For performance benefits, their website recommends taking one sachet 30-60 minutes before or after exercise. To target recovery, they suggest one sachet in the morning and/or at night. Each sachet contains 260 mg of pine bark extract, enough for, according to company founder Steve Allende, a four to five hour window of continuous nitric oxide production.
They have guides on their website for stage races, ultra endurance events and general training and are currently testing various protocols–no doubt with their list of sponsored professional athletes that includes footballers, racing drivers, speed skaters, cyclists, and, along with Blummenfelt and Iden, triathletes Emma Pallant-Browne, Jack Moody, Laura Jane Dennis, Josh Ferris and Chris Beckmans.
Heather, currently tapering for Ironman Copenhagen (her 15th full-distance triathlon), shared how she takes Plasmaide:
“ I always use it for my big sessions in the lead up to the race,” she says. “Then, in taper week, I use it three days out every day, twice on the day before and then once before the race.”
Plasmaide comes in three flavours and, as of now, only in a box of 14 sachets for USD$49. Soon they will be releasing a six pack, which Heather says will be a great amount for a race weekend.
Doing the Research
Heather admits, as a scientist she was “really skeptical.” An accomplished triathlete herself, she met one of the original founders of Plasmaide at her local triathlon club in Australia and offered to run some tests in her lab.

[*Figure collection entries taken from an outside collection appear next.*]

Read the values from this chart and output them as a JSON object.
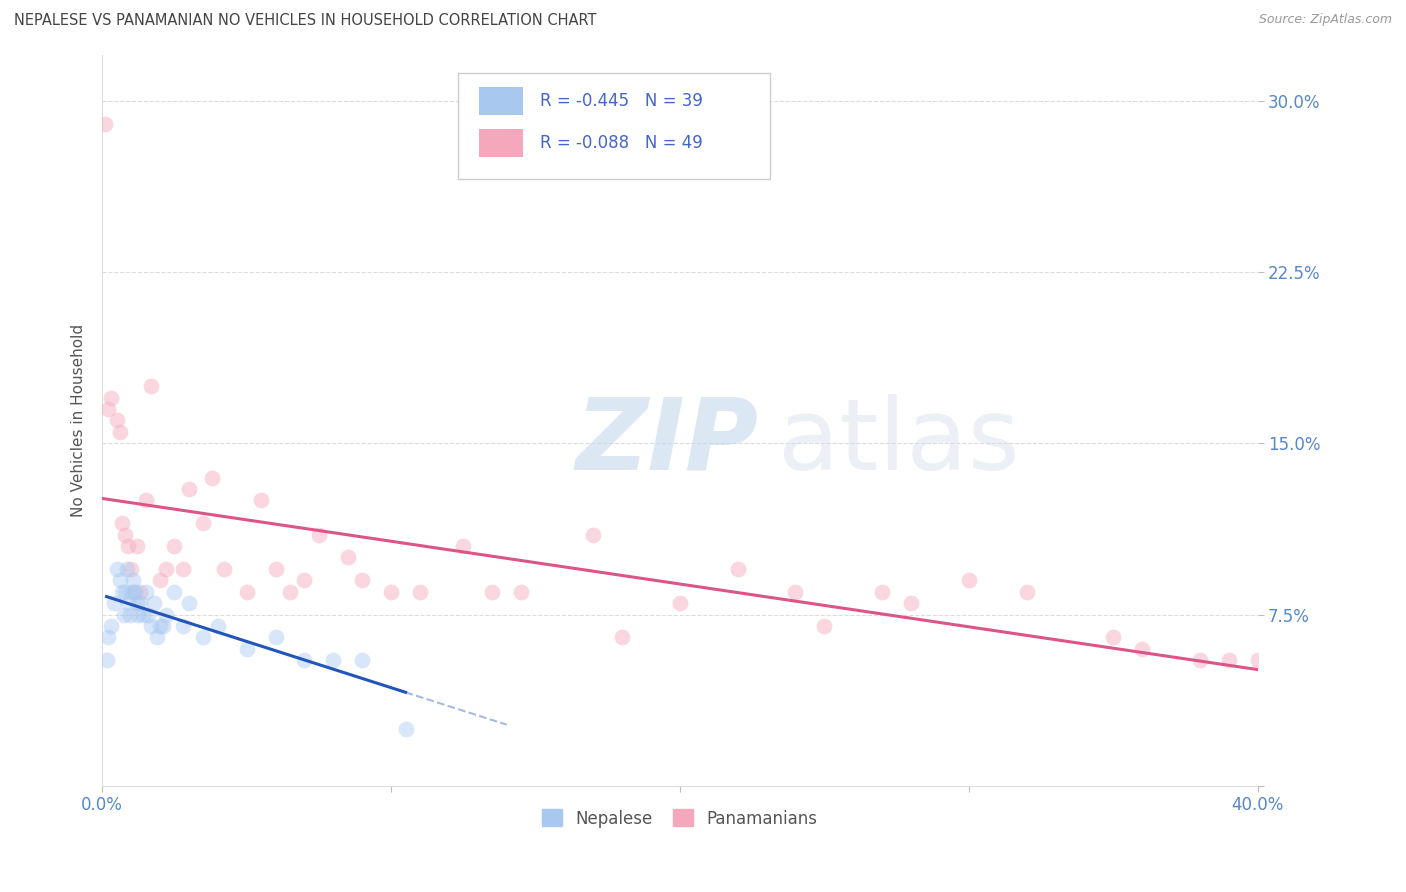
{
  "title": "NEPALESE VS PANAMANIAN NO VEHICLES IN HOUSEHOLD CORRELATION CHART",
  "source": "Source: ZipAtlas.com",
  "ylabel": "No Vehicles in Household",
  "xlim": [
    0.0,
    40.0
  ],
  "ylim": [
    0.0,
    32.0
  ],
  "x_ticks": [
    0.0,
    10.0,
    20.0,
    30.0,
    40.0
  ],
  "y_ticks": [
    0.0,
    7.5,
    15.0,
    22.5,
    30.0
  ],
  "legend_R": [
    -0.445,
    -0.088
  ],
  "legend_N": [
    39,
    49
  ],
  "legend_labels": [
    "Nepalese",
    "Panamanians"
  ],
  "nepalese_color": "#a8c8f0",
  "panamanian_color": "#f5a8bc",
  "nepalese_line_color": "#2255bb",
  "panamanian_line_color": "#dd5588",
  "background_color": "#ffffff",
  "grid_color": "#cccccc",
  "title_color": "#444444",
  "axis_tick_color": "#5588cc",
  "ylabel_color": "#555555",
  "nepalese_x": [
    0.15,
    0.2,
    0.3,
    0.4,
    0.5,
    0.6,
    0.7,
    0.75,
    0.8,
    0.85,
    0.9,
    0.95,
    1.0,
    1.05,
    1.1,
    1.15,
    1.2,
    1.25,
    1.3,
    1.4,
    1.5,
    1.6,
    1.7,
    1.8,
    1.9,
    2.0,
    2.1,
    2.2,
    2.5,
    2.8,
    3.0,
    3.5,
    4.0,
    5.0,
    6.0,
    7.0,
    8.0,
    9.0,
    10.5
  ],
  "nepalese_y": [
    5.5,
    6.5,
    7.0,
    8.0,
    9.5,
    9.0,
    8.5,
    7.5,
    8.5,
    9.5,
    8.0,
    7.5,
    8.5,
    9.0,
    8.5,
    8.5,
    8.0,
    7.5,
    8.0,
    7.5,
    8.5,
    7.5,
    7.0,
    8.0,
    6.5,
    7.0,
    7.0,
    7.5,
    8.5,
    7.0,
    8.0,
    6.5,
    7.0,
    6.0,
    6.5,
    5.5,
    5.5,
    5.5,
    2.5
  ],
  "panamanian_x": [
    0.1,
    0.2,
    0.3,
    0.5,
    0.6,
    0.7,
    0.8,
    0.9,
    1.0,
    1.2,
    1.3,
    1.5,
    1.7,
    2.0,
    2.2,
    2.5,
    2.8,
    3.0,
    3.5,
    3.8,
    4.2,
    5.0,
    5.5,
    6.0,
    6.5,
    7.0,
    7.5,
    8.5,
    9.0,
    10.0,
    11.0,
    12.5,
    13.5,
    14.5,
    17.0,
    18.0,
    20.0,
    22.0,
    24.0,
    25.0,
    27.0,
    28.0,
    30.0,
    32.0,
    35.0,
    36.0,
    38.0,
    39.0,
    40.0
  ],
  "panamanian_y": [
    29.0,
    16.5,
    17.0,
    16.0,
    15.5,
    11.5,
    11.0,
    10.5,
    9.5,
    10.5,
    8.5,
    12.5,
    17.5,
    9.0,
    9.5,
    10.5,
    9.5,
    13.0,
    11.5,
    13.5,
    9.5,
    8.5,
    12.5,
    9.5,
    8.5,
    9.0,
    11.0,
    10.0,
    9.0,
    8.5,
    8.5,
    10.5,
    8.5,
    8.5,
    11.0,
    6.5,
    8.0,
    9.5,
    8.5,
    7.0,
    8.5,
    8.0,
    9.0,
    8.5,
    6.5,
    6.0,
    5.5,
    5.5,
    5.5
  ],
  "marker_size": 130,
  "marker_alpha": 0.45
}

”I worked at the time on heart disease and in my lab I cultured these endothelial cells,” she says. “I threw some of the ingredients of Plasmaide onto the petri dish and I looked for nitric oxide production–and it was there.”
She then tested Plasmaide in the field, using some willing members of the triathlon club (which included Craig Alexander) and saw an increase in nitric oxide in their blood samples. Heather then joined the Plasmaide team as head of their science advisory board and not only brought scientific rigor and expertise to the company, but also FirstFlagX. Her speciality in hormones led her to co-found InstituGen in 2020 which developed and now manufactures testing kits (FirstFlagX) for the detection of steroid hormones for anti-doping purposes. Plasmaide is not only InformedSport certified, but also FirstFlagX cleared.

Photo: Plasmaide
She admits she never expected to be involved with a company like Plasmaide.
“ Honestly I’m loving it because I am a triathlete” Heather says. “I’ve been a triathlete for many years. Before that, I was an ultra endurance runner doing a hundred mile runs. For once I get to do the science of sport and I’m really enjoying that. It’s not every day you get to put a NNOXX [nitric oxide and muscle oxygenation monitor] thing around Kristain Blummenfelt’s leg and say, go for a run, let me monitor you. I’m having conversations with people I would never have had conversations with Matt Hauser, Beth Potter, Santara Tech Olav Aleksander, I mean, he’s the guru of sports science and we’ve had quite a few conversations.”
“My whole career has been spent on trying to help unhealthy people, people with cardiovascular disease, people with diabetes, and now all of a sudden I’m able to have conversations with healthy people trying to get them to be the top performance that they can possibly get out of their bodies–making the healthy, more healthy, it’s quite a cool experience,” she adds.
The Next Big Thing?
Even if the science and data are there, only time will tell if Plasmaide will populate or go the way of beetroot juice. But, unlike so many things the Norwegians do that, while they work for them, are simply out of reach and common sense for most people, Plasmaide is accessible, simple and just might be part of the Norwegian Method that any athlete can leverage.